Beitragsbild: Neues Team im Bremer-Grau: BKA-Expertin Linda Selb (Luise Wolfram, Mitte) erläutert Mads Andersen (Dar Salim, links) und Liv Moormann (Jasna Fritzi Bauer, rechts), was die Tatort-Analyse ergibt. // © Radio Bremen/Christine Schroeder
Neuer Job, neues Team, alte Stadt – fast alles neu macht der Mai im Bremer Tatort. Das alte Ermittlerteam aus Sabine Postel und Oliver Mommsen hat Platz gemacht für ein dynamisches Dreiergespann. Jasna Fritzi Bauer, Luise Wolfram und Dar Salim übernehmen am Montagabend (!) als Liv Moormann, Linda Selb und Mads Andersen in ihrem ersten Fall Neugeboren die Ermittlungen.

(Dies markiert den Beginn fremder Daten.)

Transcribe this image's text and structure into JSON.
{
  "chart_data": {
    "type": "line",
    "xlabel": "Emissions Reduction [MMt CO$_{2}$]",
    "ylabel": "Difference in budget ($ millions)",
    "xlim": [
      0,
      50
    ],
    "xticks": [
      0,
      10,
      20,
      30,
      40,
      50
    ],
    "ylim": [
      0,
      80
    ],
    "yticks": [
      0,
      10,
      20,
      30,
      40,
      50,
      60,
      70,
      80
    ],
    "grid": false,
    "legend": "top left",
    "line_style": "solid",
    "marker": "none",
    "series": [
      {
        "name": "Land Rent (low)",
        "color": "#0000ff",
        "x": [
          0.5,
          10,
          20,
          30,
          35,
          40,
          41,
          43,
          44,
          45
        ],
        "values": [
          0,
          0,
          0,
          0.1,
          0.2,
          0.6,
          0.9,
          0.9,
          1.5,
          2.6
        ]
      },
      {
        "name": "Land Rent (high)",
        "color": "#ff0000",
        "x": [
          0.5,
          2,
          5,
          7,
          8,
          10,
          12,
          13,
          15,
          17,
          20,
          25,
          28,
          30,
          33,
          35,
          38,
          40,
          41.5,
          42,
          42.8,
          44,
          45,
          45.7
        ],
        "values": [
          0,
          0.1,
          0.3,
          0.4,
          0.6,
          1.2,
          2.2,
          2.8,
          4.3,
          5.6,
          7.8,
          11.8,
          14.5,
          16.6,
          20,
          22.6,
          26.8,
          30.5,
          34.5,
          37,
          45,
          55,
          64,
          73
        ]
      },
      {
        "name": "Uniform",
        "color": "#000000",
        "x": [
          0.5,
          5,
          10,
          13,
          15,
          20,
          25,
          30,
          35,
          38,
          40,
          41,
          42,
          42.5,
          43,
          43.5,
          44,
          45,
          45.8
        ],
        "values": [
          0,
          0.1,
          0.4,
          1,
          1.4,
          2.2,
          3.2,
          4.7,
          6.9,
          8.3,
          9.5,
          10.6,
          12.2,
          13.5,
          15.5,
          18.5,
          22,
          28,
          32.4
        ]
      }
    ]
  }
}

Und in der Tat dürfte der Titel nicht nur auf das neue Team anspielen, sondern auch auf den Fall. Neben der Suche nach einem entführten Neugeborenen, die den Großteil der Bremer Polizei beschäftigt und stetes Hintergrundrauschen für den Hauptfall liefert, geht es um den Mord an dem Drogendealer Jannik Waltz (Raffael Armbruster).
Dieser wurde in einem Industriegebiet aufgefunden, aber dort nicht ermordet. Das Tötungsdelikt ereignete sich in seiner heimatlichen Wohnsiedlung in einem sozialen Brennpunkt Bremens, in der wohl nicht zufällig seine On-Off-Beziehung Jessica Stiehler (Johanna Polley) in derselben Nacht ein, womöglich sogar sein, Kind zur Welt brachte. Sie, ihr als Fußballprofi gescheiterter Vater Rudi (André Szymanski), der treusorgende Bruder Marco (Gustav Schmidt) aber auch ein paar andere Anwohner und Bekannte könnten durchaus ein Motiv gehabt haben, Jannik zu töten.
Kinder als Statussymbol
Erst einmal zum Inhalt: Die Story und die Szenerie scheinen zwar eingangs ein wenig trostlos, aber mit der Zeit fügen sich die einzelnen Puzzleteile zusammen. Sehr schön ist die gesellschaftliche Komponente, die einerseits von der verlassenen und erfolgreichen Karrierefrau Sophie Völkers (Morgane Ferru) berichtet, deren Kind entführt wurde, dem aber theoretisch alle Chancen im Leben offenstünden.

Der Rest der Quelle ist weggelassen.